Né à Cadix en 1983 dans une famille qui ne venait pas du flamenco, Eduardo Guerrero est monté sur les planches à 6 ans. D’abord interprète – et quel interprète, il mange la scène rien qu’avec son regard – il a dansé pour les grandes troupes de flamenco, comme Eva La Yerbabuena ou Rocio Molina. El callejón de los pecados n’est que sa deuxième pièce, déjà remarquée à la prestigieuse Biennale d’art flamenco de Séville. Pour cette création, le danseur s’est inspiré d’une légende de sa ville natale, a leyenda del callejón de duende. Pendant l’invasion napoléonienne, un capitaine français tombe amoureux d’une gaditana (femme de Cadix) déjà promise à un autre. Ils sont sacrifiés et tués. Au matin, alors que le soleil se lève, leur ombre apparaît dans la ruelle où ils avaient l’habitude de se retrouver. Eduardo Guerrero ne raconte pas cette histoire au sens propre, mais restitue plutôt une ambiance, un parfum. Seul en scène pour danser, il est entouré de deux chanteurs et trois musiciens, qui font corps avec lui en scène. Au fond du plateau, quelques larges toiles sont comme les ruelles de Cadix, par lesquelles le danseur et ses musiciens apparaissent et disparaissent. 
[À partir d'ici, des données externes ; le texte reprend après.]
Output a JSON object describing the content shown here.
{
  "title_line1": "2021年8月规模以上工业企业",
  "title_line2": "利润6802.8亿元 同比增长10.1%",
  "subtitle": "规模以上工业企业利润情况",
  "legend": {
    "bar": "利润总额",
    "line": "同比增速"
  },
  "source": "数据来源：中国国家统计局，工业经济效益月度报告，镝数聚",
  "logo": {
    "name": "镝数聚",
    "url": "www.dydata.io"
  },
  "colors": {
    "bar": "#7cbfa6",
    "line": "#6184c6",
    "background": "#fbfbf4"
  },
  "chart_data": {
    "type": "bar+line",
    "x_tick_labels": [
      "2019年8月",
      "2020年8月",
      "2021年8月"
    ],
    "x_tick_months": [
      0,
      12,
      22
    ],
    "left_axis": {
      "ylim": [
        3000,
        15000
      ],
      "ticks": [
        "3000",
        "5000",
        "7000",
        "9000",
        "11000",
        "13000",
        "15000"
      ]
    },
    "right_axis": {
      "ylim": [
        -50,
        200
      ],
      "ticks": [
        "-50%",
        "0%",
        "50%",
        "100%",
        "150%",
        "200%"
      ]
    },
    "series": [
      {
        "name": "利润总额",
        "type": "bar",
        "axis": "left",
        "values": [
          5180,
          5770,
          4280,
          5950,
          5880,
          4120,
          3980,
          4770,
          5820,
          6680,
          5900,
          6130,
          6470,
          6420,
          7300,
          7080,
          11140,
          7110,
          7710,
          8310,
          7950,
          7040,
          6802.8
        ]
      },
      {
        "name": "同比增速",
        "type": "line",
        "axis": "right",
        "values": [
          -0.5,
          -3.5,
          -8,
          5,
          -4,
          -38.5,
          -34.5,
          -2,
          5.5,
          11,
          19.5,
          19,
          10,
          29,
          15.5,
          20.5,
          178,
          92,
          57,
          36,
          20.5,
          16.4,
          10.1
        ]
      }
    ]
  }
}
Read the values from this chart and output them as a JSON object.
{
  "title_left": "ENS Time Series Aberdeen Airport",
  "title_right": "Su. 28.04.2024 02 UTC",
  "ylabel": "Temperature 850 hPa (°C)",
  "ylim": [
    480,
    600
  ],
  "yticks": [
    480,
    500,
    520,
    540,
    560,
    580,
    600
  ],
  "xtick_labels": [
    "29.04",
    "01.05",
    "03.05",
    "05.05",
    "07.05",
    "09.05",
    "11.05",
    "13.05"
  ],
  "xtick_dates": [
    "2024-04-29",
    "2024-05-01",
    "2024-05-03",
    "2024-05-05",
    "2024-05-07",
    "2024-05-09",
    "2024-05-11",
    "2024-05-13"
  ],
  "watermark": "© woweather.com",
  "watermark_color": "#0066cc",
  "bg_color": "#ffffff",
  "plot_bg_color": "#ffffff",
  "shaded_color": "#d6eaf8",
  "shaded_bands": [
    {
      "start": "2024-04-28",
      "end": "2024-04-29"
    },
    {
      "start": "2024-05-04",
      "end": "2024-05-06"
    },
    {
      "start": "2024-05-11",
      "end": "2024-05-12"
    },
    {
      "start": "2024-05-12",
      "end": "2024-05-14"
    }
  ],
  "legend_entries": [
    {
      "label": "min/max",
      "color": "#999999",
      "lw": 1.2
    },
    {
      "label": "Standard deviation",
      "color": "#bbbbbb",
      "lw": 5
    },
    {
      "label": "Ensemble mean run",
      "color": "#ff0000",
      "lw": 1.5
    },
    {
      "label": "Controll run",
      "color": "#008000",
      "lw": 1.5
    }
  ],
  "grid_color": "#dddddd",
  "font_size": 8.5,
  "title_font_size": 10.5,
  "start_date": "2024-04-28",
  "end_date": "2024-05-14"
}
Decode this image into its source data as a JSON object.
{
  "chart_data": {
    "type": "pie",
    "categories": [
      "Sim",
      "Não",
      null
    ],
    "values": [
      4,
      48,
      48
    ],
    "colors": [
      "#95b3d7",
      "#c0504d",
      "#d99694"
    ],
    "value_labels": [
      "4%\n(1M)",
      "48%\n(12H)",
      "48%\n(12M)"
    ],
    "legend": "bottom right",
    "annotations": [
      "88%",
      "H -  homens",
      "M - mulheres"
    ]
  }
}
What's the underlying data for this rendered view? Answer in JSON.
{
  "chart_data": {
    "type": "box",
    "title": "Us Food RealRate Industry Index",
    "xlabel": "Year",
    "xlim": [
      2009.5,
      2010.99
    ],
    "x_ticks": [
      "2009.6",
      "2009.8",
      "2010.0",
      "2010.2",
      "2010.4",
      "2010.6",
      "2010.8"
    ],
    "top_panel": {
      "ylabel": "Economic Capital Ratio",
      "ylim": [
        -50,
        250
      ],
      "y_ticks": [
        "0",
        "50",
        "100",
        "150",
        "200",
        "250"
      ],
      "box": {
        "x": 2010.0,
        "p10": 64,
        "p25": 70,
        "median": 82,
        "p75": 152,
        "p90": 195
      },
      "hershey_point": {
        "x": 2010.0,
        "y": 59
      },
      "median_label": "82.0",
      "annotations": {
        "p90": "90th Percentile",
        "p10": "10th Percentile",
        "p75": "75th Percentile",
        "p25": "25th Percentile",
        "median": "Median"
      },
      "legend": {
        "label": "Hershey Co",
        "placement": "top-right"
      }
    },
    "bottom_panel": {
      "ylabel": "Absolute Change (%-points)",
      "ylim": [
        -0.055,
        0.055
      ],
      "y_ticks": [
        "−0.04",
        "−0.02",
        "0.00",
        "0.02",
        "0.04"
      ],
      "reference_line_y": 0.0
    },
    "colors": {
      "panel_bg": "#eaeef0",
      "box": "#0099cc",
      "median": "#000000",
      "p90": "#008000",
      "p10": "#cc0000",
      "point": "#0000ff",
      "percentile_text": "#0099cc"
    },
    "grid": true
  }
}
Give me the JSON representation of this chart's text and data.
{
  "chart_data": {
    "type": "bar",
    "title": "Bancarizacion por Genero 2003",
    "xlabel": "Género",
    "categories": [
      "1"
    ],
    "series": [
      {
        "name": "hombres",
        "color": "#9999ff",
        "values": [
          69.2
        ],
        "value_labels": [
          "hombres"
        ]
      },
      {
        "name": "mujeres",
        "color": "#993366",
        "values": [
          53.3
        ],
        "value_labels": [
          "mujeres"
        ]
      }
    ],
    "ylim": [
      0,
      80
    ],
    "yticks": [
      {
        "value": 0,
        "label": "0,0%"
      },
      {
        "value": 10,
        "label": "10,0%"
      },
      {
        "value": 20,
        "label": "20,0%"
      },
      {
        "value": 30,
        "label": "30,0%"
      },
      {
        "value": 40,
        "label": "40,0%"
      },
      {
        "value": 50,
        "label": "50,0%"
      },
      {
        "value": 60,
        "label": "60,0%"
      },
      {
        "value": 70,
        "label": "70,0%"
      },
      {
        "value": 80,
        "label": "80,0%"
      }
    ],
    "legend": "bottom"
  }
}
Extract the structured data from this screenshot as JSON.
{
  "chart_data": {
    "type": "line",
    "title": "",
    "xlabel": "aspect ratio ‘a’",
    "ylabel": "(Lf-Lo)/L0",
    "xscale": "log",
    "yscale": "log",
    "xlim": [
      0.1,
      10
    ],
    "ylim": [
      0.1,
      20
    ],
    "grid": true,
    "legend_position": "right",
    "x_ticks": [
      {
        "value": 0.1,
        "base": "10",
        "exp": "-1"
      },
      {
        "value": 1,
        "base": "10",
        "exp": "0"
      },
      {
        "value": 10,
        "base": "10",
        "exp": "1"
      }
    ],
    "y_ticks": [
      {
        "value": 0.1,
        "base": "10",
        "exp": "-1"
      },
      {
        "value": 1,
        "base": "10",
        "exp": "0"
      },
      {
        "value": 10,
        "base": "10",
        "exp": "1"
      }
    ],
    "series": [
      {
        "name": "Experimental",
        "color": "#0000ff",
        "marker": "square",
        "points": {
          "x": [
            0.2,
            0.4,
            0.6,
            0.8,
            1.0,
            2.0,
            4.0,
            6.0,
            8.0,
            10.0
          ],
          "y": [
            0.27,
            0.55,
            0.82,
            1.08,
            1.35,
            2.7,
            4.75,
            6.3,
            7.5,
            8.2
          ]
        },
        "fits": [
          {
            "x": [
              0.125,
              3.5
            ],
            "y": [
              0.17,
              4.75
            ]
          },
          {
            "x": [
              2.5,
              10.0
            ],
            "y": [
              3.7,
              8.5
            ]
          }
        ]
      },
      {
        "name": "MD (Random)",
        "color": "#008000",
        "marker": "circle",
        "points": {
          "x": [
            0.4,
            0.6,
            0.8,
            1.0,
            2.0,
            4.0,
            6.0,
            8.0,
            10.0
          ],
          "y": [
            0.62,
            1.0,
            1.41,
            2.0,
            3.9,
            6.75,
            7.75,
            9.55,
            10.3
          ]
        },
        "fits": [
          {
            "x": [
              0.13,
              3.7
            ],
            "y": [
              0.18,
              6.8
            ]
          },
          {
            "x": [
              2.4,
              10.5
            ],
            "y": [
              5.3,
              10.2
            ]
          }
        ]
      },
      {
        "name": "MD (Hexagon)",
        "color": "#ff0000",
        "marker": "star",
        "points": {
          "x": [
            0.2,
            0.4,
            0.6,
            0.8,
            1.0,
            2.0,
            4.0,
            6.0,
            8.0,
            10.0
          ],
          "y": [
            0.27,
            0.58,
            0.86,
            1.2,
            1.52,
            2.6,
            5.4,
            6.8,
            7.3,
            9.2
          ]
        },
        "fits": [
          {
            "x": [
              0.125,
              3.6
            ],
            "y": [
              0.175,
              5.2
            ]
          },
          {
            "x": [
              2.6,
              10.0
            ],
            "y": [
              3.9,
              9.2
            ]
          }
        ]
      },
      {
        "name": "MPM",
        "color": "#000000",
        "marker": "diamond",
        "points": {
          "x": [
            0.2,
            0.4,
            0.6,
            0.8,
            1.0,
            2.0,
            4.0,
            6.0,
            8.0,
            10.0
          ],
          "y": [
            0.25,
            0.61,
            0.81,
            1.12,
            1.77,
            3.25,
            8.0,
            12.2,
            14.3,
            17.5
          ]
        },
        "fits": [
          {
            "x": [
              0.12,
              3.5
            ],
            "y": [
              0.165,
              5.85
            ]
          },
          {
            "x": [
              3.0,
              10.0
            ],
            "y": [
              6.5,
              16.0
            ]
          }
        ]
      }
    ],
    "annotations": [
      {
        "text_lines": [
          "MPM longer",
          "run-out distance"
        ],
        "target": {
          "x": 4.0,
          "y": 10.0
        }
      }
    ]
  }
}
Si Eduardo Guerrero représente l’une des figures du flamenco contemporain, il ne faut pas s’attendre comme avec Israel Galván ou Rocío Molina, au mélange des genres, quand les zapatéado se mâtinent d’une gestuelle plus contemporaine. On est ici dans le flamenco de tradition, mais dans un rendu très brut, sans ornement. Les frappes des pieds sonnent comme la foudre, les gestes du danseur sont comme des éclairs. Eduardo Guerrero est seul à danser. Il semble pourtant presque dans un combat – face à la musique, à lui-même, à son énergie qui lui file entre les doigts, au temps qui passe, à la mort. Ses pieds vibrent, son geste prend de l’ampleur, il rugit presque dans une envolée qui saisit la foule au vol. Eduardo Guerrero est comme un guerrier. Sa gestuelle se fait pourtant féminine parfois, presque douce et sensuelle. Ainsi dans une scène où un projecteur renvoie son ombre en grand sur le fond de scène, avec sa cambrure et ses cheveux longs, ses longs bras qui s’entortillent, l’on pourrait presque croire à l’ombre d’une femme. C’est le danseur qui rejoue finalement la légende des deux amants qui se retrouvent. 

El callejón de los pecados – Eduardo Guerrero

Pendant 1h20, Eduardo Guerrero alterne ainsi de longs solos, laissant parfois ses musiciens seuls en scène pour reprendre son souffle et changer de tenue. Ce qui donne un flamenco brut, sans fioriture, qui se suffit à lui-même mais qui peut déstabiliser un néophyte, attendant une porte d’entrée un peu plus facile. Le public de cette première était cependant visiblement formé de connaisseurs, applaudissant avec chaleur le danseur dès son premier solo. Public qu’Eduardo Guerrero a longuement remercié, dégoulinant de sueur, par une profonde révérence de fin de spectacle digne d’une Ballerina assoluta. Puis les yeux fermés et les bras ouverts, voulant prendre pour lui tout cet amour du public debout. Eduardo Guerrero est un guerrier, certes, mais un guerrier au grand coeur.

 

El callejón de los pecados d’Eduardo Guerrero à la Maison de la Danse, dans le cadre des Nuits de Fourvière. Avec Eduardo Guerrero, Javier Ibáñez et Ramón Amador (guitare), Emilio Florido et Manuel Soto (chant) et Israel Meras (percussions). Mardi 12 juin 2018. Les Nuits de Fourvière continuent jusqu’au 28 juillet.